FOC for a maximum require

\frac{\partial \pi }{\partial q_1} = 400 − 1.2q_{1} − 0.2q_{2} = 0      therefore      400 = 1.2q_{1} + 0.2q_{2}         (1)
\frac{\partial \pi }{\partial q_2} = 300 − q_{2} − 0.2q_{1} = 0       therefore     300 = 0.2q_{1} + q_{2}        (2)

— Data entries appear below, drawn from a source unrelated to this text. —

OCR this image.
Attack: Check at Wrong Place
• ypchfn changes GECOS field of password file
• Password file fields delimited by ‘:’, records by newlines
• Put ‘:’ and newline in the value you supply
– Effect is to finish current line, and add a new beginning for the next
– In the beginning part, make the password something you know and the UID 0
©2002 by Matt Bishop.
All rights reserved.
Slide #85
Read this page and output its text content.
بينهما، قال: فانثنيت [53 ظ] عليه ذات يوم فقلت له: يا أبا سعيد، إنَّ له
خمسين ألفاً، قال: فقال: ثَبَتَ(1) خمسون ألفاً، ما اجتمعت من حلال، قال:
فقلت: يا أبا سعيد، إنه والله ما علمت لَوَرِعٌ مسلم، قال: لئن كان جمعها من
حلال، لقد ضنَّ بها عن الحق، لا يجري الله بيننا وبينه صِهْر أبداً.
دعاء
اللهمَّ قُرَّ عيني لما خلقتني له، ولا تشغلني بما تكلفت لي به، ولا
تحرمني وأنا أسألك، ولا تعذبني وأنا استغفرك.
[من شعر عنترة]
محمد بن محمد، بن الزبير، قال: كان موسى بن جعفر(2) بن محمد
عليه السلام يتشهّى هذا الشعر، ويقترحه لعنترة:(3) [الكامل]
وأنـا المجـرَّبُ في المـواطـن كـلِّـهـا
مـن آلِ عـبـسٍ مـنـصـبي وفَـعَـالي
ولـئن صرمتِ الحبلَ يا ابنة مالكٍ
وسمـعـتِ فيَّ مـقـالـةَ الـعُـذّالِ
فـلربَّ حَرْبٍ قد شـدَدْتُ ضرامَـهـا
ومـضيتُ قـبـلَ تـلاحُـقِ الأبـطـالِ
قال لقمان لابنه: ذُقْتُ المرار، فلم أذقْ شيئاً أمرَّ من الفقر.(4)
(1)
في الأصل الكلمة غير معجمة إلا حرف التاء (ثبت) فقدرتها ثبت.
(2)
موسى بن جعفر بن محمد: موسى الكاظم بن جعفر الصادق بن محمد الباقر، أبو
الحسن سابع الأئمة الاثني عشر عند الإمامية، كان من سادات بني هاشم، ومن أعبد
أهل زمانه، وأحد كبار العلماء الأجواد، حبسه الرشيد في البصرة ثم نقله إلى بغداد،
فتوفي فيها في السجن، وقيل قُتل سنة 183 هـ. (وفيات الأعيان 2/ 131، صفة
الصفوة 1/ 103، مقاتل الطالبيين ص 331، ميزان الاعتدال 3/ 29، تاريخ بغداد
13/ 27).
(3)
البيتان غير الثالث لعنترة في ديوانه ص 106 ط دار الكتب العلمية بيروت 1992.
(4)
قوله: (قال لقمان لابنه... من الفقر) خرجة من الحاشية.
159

To find the optimum values that satisfy the FOC, the simultaneous equations (1) and (2) can be set up in matrix format as

Aq = \begin{bmatrix}1.2 &0.2 \\ 0.2 &1 \end{bmatrix}\begin{bmatrix}q_1 \\ q_2 \end{bmatrix} =  \begin{bmatrix}400\\ 300 \end{bmatrix} = b

Using Cramer’s rule to solve for the sales in each market gives

q_1  =  \frac{\begin{vmatrix} 400 &0.2\\ 300 &1 \end{vmatrix} }{\begin{vmatrix}1.2 &0.2 \\ 0.2 &1 \end{vmatrix} }  =  \frac{400  –   60}{1.2  –  0.04}  =  \frac{340}{1.16} = 293.1
q_2  =  \frac{\begin{vmatrix} 1.2 &400\\ 0.2 &300 \end{vmatrix} }{\begin{vmatrix}1.2 &0.2 \\ 0.2 &1 \end{vmatrix} } = \frac{360  –  80}{1.2  –  0.04}  =  \frac{280}{1.16} = 241.4

To check the second-order conditions we return to the first-order partial derivatives and then find the second-order partial derivatives and the cross partial derivatives. Thus, from

\frac{\partial \pi }{\partial q_1} = 400 − 1.2q_{1} − 0.2q_{2}    and    \frac{\partial \pi }{\partial q_2} = 300 − q_{2} − 0.2q_{1}

we get

\frac{\partial^2 \pi }{\partial q_1^2} = −1.2      \frac{\partial^2 \pi }{\partial q_1\partial q_2} = −0.2       \frac{\partial ^2\pi }{\partial q_2^2} = −1       \frac{\partial^2 \pi }{\partial q_2\partial q_1} = −0.2

The Hessian matrix is therefore

H = \begin{bmatrix} \pi_{11} & \pi_{12} \\ \pi_{21} & \pi_{22} \end{bmatrix}   =  \begin{bmatrix}-1.2 & -0.2 \\ -0.2 & -1 \end{bmatrix}

and the determinants of the principal minors are

\left|H_1\right| = −1.2 < 0

and

\left|H_2\right| = \begin{vmatrix}-1.2 &-0.2 \\ -0.2 & -1 \end{vmatrix}   = 1.2 − 0.04 = 1.16 > 0

As \left|H_1\right| < 0 and \left|H_2\right| > 0 the Hessian is negative definite. Therefore SOC for a maximum are met.